The state Division of Personnel could administer inspectors' tests without the board, Boggs said. The state spends $6,800 a year to run the board.
"It's an added layer of bureaucracy that doesn't add anything to the process," Boggs said.
Corky DeMarco of the West Virginia Oil and Natural Gas Association said after the meeting that the industry is neutral on the issue.
The amendment discussed Thursday also would let the state change the amount of experience that inspectors need in the industry, which is six years.
Inspectors for other fields, such as mining, don't need six years of industry experience, Boggs said.

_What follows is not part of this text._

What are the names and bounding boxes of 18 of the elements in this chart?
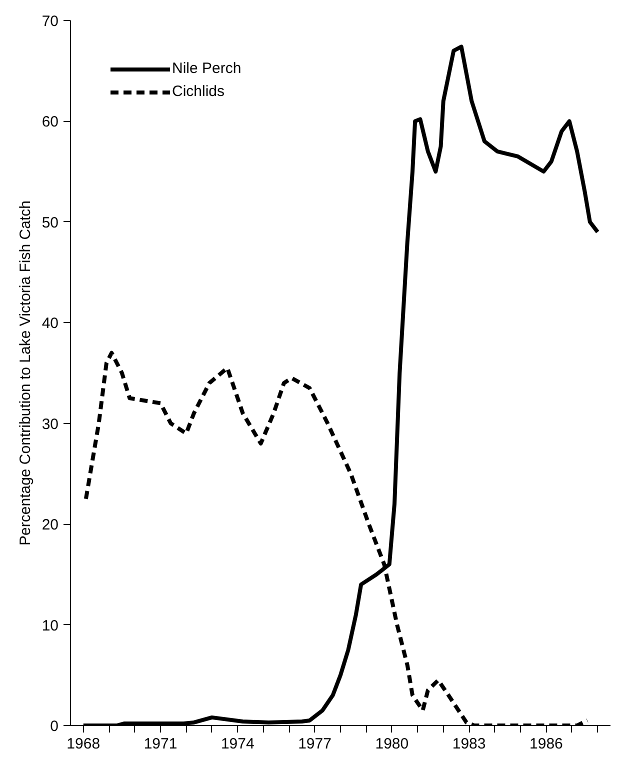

But Radabaugh said on-the-job experience is valuable because "books only tell you so much."
Experience on drilling rigs is what truly teaches people, he said.
If the state changes the qualifications, "I'm afraid you're going end up with a whole different breed of inspector than what we have right now," he said.
Radabaugh also urged legislators to raise inspector pay.
There's been a lot of focus on hiring more inspectors to deal with the Marcellus boom, but "there's no need hiring new inspectors if you're not going take care of the ones you've got," he said.
State inspectors earn about $35,000 a year but can make twice that working on rigs.
Lawmakers are in Charleston this week for a special session on redistricting and for regularly scheduled monthly interim meetings. The Marcellus committee might not meet again until next month.